CGI, an international information technology company, had emerged as a leading contender for the contract. But under city rules, 35 percent of the contract’s value must go to a certified local disadvantaged business.
Turnage added: “CGI’s vice-president said . . . this was a very difficult and awkward situation and is understandably concerned about the potential ramifications.”
Campbell and Wiggins say they are baffled that such an assertion would be made.
“I can say that is not true, and that the allegation is unfounded,” Campbell said. “I do not know Mr. Wiggins.
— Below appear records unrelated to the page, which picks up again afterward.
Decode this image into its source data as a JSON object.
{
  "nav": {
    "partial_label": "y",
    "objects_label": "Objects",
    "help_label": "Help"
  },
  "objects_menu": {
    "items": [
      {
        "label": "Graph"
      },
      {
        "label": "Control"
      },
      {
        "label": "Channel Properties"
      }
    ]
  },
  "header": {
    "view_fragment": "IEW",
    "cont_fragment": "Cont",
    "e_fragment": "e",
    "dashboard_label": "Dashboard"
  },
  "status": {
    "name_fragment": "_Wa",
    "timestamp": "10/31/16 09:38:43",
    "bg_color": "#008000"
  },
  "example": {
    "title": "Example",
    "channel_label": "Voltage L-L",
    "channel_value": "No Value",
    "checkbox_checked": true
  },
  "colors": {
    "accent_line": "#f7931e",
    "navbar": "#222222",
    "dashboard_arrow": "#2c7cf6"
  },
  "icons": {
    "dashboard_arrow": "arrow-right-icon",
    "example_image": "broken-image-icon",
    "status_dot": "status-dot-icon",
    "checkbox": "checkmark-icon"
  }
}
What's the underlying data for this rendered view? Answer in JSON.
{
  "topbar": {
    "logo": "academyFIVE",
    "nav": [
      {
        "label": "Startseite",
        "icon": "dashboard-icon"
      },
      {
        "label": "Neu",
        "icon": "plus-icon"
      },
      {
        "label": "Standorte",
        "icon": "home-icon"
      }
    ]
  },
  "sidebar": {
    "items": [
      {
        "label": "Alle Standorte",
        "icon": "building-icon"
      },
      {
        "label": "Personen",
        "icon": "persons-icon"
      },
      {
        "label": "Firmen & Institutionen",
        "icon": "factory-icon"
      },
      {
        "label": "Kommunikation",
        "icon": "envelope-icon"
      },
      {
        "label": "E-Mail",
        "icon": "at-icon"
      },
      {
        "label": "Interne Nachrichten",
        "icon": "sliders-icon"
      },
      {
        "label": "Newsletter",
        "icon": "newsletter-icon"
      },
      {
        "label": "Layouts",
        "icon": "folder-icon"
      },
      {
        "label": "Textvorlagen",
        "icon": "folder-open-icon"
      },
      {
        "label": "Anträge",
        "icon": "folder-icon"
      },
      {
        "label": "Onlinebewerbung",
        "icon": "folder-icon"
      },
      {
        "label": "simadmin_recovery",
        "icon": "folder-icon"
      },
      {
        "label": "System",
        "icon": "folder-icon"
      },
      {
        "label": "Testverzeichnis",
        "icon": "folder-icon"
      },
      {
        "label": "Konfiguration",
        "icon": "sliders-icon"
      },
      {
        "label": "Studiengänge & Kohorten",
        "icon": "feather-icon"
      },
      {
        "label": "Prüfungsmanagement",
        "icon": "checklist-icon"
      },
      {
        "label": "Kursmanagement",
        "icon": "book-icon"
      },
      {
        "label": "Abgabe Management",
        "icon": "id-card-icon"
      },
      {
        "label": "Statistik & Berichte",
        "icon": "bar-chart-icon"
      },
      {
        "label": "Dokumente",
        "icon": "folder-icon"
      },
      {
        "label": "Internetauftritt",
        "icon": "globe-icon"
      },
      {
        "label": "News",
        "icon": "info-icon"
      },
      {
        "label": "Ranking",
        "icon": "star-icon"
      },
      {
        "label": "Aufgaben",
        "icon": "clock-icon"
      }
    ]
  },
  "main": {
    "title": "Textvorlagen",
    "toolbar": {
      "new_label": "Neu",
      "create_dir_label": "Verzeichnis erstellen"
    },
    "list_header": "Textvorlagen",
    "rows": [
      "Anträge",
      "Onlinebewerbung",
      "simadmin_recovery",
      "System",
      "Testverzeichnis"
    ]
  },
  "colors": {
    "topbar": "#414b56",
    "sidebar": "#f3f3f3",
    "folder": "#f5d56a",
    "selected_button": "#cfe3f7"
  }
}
I can say I have met him, did meet with him, but met with him during a meeting Director Turnage had called.”
Campbell said Document Managers was one of several companies that Turnage invited to his office this spring for a meet and greet to discuss the upcoming exchange contract.
In May, Turnage held another round of meet and greets for companies that may be interested in the contract, including CGI, Campbell said. During that meeting, Campbell said Turnage appointed her as the liaison between the firms and the office.
A few days later, Campbell said she got a call from Holly Klug, a CGI vice president, inquiring about the credibility of potential local minority partners.
Campbell said she didn’t recognize several companies on Klug’s list but told her that Document Managers has “done business with the District and I believe have done business with DHCF.”
“All I really did is answer their questions about minority business enterprises and how they can find out more about them,” Campbell recalled.
Klug did not return calls seeking comment.
Wiggins is also perplexed by Campbell’s firing. It puts Wiggins, an influential adviser to Bowser, in a major rift with the Gray administration just as Bowser has begun sending signals she may run for mayor in 2014.
Wiggins said he initially wanted to partner with Dell to bid on the exchange contract. But he said professional colleagues introduced him to CGI, which had recently won contracts to launch health exchanges in other states.
Wiggins, who stressed he was just part of a team of local businesses exploring a partnership with CGI, said he met with Klug, who told him that she “had a meeting coming up with Jennifer Campbell and was going to ask Jennifer Campbell about our company to see if we were reputable.”
Last month, he said, he met Klug to begin forming a “teaming agreement.” But Wiggins said the deal collapsed about 10 days ago after Klug told him the “D.C. government is unethical.”
Campbell said she suspects CGI went to Turnage to retaliate against her because she said she did not quickly approve a separate health information technology contract it was bidding on.
“I thought there were some things on it that needed to be cleaned up” before the contract was approved, Campbell said.
Wiggins visited Turnage in his office last week, according to an e-mail Turnage sent to Gray’s chief of staff, Christopher Murphy.
“He felt his reputation was under attack,” Turnage wrote. “I closed the meeting by telling Mr. Wiggins that it was my job to protect the integrity of the contracting process for one of the District’s most significant procurements and, because of that, we take the charges against Jennifer quite seriously.”